Packrafting Wallowa County, Oregon

Wallowa County in northeast Oregon is home to some packrafting gems. We floated one of them last weekend: the Wenaha River in the Wenaha-Tucannon Wilderness.

The river is fun class II with an occasional II+ boulder garden and currently requires something like 6 to 8 portages around wood. Five mile hike to the put-in; 21 mile float out to cold Terminal Gravity at the Shilo Resort Cafe in Troy, Oregon.

The Wenaha provides habitat for a bull trout population that rivals that of the SF Flathead, and boasts native runs of Chinook salmon and steelhead.

Photos here: http://www.facebook.com/media/set/?set=a.244072778947872.61012.100000354551024

Good ideas on pack rafting trips. I just moved to Boise this year from Alaska and have not met any pack rafters. I look forward to checking out lots of rivers by pack raft in the northwest. If you ever need people for a trip hit me up.

Mark

Your photos are no longer available on Facebook. Any chance you’ve posted them elsewhere? I’m thinking of checking this river out in May.
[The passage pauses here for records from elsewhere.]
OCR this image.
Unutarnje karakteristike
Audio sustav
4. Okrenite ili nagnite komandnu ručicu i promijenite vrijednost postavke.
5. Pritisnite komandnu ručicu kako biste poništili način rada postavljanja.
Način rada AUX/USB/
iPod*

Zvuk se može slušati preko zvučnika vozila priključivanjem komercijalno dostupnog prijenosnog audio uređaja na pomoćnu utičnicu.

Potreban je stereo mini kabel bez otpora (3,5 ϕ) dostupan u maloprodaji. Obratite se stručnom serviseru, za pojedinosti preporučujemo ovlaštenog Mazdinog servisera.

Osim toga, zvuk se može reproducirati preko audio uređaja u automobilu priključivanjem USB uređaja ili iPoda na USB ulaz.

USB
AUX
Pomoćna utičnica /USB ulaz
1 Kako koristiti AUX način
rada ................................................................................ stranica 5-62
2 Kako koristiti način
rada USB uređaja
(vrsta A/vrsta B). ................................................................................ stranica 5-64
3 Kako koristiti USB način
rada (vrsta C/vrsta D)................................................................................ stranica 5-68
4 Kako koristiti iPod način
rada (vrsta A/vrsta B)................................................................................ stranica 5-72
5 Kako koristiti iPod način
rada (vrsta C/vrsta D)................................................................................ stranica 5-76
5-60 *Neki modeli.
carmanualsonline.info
Did Wenaha from the Forks about a week ago. Hiked up from Troy since roads/trails from the rim weren’t in shape yet. Though you get into some non-burned timber above Butte Creek, I didn’t find the float above Butte to be worthwhile. Note that all of the trail bridges burned out in 2015(?).

Mostly clean class I-II, maybe one III- riverwide wave hole where the river runs against a cliff on the south side of the valley. This was a point where the river wasn’t influenced by recent rain and preceded last week’s major melt episode. The lower river felt like it was about 1.5ft above summer base flow and had maybe 1000+ CFS. Great flow.

When you did your trip in late April (estimated at 1000+ CFS) do you know what the readings were at for the Grande Ronde at Troy? Thanks!

You may know this, but you can’t always gauge Wenaha terribly well from that Gauge since the Wallowa and Upper Grande Ronde have such different runoff profiles. That gauge was reading about 6000 CFS on my run I think.

I would ALSO check the status of the snotel stations in the wenaha headwaters. If they are pretty loaded AND melting then you’re probably good to go. If the spring features a lot of warm storms then there might be little or no snowpack in the wenaha headwaters even if the upper grande ronde and wallowa are running high.